"Il risultato è entusiasmante poiché la ricerca della vita extraterrestre potrà disporre di numerosi nuovi strumenti estremamente potenti nei prossimi anni e ciò ci porta a voler comprendere come si formano i pianeti attorno a diversi tipi di stelle", ha detto il professor Jes Kristian Jørgensen, Niels Bohr Institute, Università di Copenaghen, capo del progetto. Lo studio, che ha coinvolto anche astronomi di Taiwan e degli Stati Uniti, è stato pubblicato sulla rivista Nature.
Tra ALMA e il computer
La nuova scoperta si basa sulle osservazioni dai telescopi ALMA (Atacama Large Millimeter/submillimeter Array) in Cile di una giovane stella binaria a circa 1.000 anni luce dalla Terra. Quest'ultima appartiene a un sistema stellare doppio, NGC 1333-IRAS2A, che è circondato da un disco costituito da gas e polvere.
NGC 1333-IRAS2A è ancora troppo giovane per aver formato pianeti ma le osservazioni hanno fornito un'istantanea sul grado di evoluzione del sistema che il team ha integrato con simulazioni al computer guardando nel passato e nel futuro.
"Le osservazioni ci consentono di ingrandire le stelle e studiare come la polvere e il gas si muovono verso il disco. Le simulazioni ci dicono quale fisica è in gioco e come le stelle si sono evolute fino all'istantanea che abbiamo osservato e la loro evoluzione futura ", ha spiegato Rajika L. Kuruwita, Niels Bohr Institute, secondo autore dell'articolo Nature.
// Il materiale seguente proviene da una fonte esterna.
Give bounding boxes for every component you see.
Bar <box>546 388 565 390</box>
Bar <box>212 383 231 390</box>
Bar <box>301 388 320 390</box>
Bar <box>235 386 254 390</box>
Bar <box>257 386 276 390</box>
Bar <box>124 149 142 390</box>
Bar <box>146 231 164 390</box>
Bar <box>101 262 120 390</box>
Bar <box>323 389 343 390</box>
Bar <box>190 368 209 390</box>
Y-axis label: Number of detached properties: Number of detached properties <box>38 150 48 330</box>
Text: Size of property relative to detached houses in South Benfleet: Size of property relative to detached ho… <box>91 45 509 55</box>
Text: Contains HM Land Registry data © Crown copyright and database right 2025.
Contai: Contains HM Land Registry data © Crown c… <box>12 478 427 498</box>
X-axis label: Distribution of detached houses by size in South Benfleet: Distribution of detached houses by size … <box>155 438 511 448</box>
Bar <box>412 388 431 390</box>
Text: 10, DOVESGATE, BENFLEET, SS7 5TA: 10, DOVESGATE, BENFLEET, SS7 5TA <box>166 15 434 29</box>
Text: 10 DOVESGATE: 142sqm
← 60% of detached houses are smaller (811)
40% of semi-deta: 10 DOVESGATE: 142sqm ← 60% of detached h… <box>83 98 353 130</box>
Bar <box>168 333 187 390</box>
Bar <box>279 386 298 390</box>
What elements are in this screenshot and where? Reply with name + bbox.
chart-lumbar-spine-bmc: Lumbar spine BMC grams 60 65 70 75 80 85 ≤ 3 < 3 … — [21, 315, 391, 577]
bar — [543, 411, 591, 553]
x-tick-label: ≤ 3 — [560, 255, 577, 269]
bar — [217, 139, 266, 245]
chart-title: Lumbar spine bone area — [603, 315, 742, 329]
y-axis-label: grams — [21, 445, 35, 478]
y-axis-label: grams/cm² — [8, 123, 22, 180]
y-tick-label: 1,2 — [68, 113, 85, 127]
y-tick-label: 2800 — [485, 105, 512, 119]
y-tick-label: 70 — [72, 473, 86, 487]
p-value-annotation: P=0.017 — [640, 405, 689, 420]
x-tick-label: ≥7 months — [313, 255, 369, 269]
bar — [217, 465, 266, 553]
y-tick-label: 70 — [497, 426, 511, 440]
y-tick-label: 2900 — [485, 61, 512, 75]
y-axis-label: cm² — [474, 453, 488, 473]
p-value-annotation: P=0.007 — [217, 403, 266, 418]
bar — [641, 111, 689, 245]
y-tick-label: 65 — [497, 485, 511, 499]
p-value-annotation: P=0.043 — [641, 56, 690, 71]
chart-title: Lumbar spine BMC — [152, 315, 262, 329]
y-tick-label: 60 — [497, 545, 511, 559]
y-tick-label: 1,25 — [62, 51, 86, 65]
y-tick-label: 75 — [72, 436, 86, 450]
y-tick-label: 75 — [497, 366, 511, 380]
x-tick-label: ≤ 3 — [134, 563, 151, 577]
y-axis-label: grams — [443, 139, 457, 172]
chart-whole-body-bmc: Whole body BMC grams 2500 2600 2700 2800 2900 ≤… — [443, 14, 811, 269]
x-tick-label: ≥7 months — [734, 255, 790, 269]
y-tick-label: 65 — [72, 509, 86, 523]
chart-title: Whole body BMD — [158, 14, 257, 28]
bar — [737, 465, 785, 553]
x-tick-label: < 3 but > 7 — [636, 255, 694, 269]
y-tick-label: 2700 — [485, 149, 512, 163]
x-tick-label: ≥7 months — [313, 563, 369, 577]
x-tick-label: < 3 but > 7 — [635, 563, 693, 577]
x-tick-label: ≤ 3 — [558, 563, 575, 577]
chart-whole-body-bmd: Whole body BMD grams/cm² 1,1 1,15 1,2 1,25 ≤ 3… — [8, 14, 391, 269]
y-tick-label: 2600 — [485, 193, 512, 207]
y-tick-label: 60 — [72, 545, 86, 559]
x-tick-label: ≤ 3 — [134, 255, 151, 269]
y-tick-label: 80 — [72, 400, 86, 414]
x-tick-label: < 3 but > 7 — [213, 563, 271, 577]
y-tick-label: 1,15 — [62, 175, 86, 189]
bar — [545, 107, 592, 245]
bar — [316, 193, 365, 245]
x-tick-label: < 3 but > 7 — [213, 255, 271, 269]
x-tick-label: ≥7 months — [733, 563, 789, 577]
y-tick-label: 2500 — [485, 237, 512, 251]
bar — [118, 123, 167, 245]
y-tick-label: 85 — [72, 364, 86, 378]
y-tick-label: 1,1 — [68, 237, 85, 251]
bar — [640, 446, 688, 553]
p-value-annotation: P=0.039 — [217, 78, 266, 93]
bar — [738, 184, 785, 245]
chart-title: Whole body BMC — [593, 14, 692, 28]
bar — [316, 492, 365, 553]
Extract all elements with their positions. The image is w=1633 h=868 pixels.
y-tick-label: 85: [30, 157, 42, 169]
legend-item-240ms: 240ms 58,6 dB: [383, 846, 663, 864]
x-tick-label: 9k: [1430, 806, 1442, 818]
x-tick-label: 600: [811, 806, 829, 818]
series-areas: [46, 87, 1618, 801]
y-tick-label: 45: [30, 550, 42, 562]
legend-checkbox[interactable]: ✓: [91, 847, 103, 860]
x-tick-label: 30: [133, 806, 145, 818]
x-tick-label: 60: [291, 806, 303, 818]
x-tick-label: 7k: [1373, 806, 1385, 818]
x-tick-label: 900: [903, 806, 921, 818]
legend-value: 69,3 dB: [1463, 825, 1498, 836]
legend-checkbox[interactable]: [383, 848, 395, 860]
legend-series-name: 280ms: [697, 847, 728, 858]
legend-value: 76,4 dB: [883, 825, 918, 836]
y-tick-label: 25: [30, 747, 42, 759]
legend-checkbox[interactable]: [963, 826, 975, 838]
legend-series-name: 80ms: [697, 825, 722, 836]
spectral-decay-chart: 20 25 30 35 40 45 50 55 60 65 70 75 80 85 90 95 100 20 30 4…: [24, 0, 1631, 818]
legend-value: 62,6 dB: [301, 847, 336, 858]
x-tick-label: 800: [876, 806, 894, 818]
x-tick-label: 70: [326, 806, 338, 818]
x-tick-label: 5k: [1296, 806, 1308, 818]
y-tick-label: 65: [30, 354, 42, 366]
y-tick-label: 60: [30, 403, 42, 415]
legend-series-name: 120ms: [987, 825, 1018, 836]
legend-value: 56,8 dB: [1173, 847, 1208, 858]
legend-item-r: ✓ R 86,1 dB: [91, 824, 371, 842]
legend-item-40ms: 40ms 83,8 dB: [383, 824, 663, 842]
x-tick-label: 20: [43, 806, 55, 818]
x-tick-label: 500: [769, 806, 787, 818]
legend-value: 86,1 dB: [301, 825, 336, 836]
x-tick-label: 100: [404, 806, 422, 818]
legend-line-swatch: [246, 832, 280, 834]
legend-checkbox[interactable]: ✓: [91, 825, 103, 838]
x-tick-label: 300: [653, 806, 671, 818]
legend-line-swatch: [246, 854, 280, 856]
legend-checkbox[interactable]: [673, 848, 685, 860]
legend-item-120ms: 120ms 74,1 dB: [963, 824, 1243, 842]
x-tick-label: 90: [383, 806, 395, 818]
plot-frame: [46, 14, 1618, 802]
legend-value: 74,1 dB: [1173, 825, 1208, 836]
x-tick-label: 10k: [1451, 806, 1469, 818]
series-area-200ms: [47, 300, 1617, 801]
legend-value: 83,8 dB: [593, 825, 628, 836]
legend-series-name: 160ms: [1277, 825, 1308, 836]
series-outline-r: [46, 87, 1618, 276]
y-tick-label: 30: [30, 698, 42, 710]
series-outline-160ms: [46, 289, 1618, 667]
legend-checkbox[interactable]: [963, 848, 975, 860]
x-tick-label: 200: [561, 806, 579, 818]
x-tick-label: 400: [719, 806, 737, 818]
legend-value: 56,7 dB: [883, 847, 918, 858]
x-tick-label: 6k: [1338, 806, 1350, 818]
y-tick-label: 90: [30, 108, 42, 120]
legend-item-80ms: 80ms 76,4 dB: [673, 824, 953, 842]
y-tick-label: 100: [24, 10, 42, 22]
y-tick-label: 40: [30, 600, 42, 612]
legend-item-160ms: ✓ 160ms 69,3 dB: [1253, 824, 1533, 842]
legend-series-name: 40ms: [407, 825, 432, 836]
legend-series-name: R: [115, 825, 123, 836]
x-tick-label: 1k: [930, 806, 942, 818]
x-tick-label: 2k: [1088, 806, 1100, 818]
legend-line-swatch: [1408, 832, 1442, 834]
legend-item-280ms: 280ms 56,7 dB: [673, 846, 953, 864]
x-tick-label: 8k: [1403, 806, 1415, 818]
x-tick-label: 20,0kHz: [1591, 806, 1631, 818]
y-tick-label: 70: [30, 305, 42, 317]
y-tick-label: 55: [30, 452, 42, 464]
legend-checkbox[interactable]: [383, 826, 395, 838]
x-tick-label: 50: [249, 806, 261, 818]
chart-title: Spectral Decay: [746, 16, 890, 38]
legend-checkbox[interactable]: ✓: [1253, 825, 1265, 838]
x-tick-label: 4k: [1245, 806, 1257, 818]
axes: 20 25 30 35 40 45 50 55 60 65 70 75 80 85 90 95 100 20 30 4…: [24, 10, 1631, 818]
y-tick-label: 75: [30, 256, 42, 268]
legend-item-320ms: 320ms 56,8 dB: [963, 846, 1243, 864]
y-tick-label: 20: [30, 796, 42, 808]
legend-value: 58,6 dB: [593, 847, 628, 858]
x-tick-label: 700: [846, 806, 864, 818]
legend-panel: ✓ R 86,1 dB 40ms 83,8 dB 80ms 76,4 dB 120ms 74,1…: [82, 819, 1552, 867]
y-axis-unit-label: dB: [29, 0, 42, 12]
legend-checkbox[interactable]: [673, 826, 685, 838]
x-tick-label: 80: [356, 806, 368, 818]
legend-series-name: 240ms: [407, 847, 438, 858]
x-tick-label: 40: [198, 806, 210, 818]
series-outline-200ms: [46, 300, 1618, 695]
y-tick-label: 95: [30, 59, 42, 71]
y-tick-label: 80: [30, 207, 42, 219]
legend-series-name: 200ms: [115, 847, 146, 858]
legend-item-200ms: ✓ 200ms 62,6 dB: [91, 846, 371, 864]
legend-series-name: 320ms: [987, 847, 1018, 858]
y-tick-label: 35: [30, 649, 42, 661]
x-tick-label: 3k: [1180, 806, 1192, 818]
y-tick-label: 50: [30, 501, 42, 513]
I dati hanno mostrato che il movimento di gas e polvere non segue uno schema continuo. In alcuni momenti, in genere per periodi relativamente brevi da dieci a cento anni ogni mille anni, il movimento diventa molto forte. La stella binaria diventa da dieci a cento volte più luminosa, finché non torna al suo stato regolare. Presumibilmente, il modello ciclico può essere spiegato dallo status di dualità del sistema.
Le due stelle, infatti, orbitano una attorno all'altra a determinati intervalli e quindi, la loro gravità congiunta influenza il gas circostante e il disco di polvere facendo ricadere enormi quantità di materiale su di esse. Questo fenomeno causa un riscaldamento che, a sua volta, può innescare improvvisi brillamenti. "Queste esplosioni fanno a pezzi il disco di gas e polvere. E, mentre il disco si accumula di nuovo, le esplosioni possono ancora influenzare la struttura del successivo sistema planetario", ha detto Kuruwita.
E poi arrivano le comete
"È probabile che le comete svolgano un ruolo chiave nella creazione di possibilità per l'evoluzione della vita. Le comete hanno spesso un alto contenuto di ghiaccio con presenza di molecole organiche. Si può ben immaginare che le molecole organiche rimangano conservate nelle comete fino all'incontro con un pianeta sterile e che i successivi impatti possano introdurre le molecole sulla superficie del pianeta", ha detto Jes Kristian Jørgensen.
Comprendere il ruolo dei brillamenti è importante in questo contesto:
"Il riscaldamento causato dalle esplosioni attiverà l'evaporazione dei granelli di polvere e del ghiaccio che li circonda. E ciò potrebbe alterare la composizione chimica del materiale da cui si formano i pianeti".
"Le lunghezze d'onda coperte da ALMA ci consentono di vedere molecole organiche piuttosto complesse, quindi molecole con 9-12 atomi e contenenti carbonio. Tali molecole possono essere elementi costitutivi per molecole più complesse che sono fondamentali per la vita come la conosciamo".
Presto, il nuovo James Webb Space Telescope (JWST) si unirà alla ricerca della vita extraterrestre. Verso la fine del decennio, il JWST sarà integrato dall'ELT (European Large Telescope) e dal potentissimo SKA (Square Kilometer Array), entrambi previsti per iniziare le attività nel 2027. L'ELT con il suo specchio da 39 metri sarà il più grande telescopio nel mondo e osserverà le condizioni atmosferiche degli esopianeti. SKA sarà composto da migliaia di telescopi in Sud Africa e in Australia che lavoreranno in coordinamento a lunghezze d'onda più lunghe di ALMA.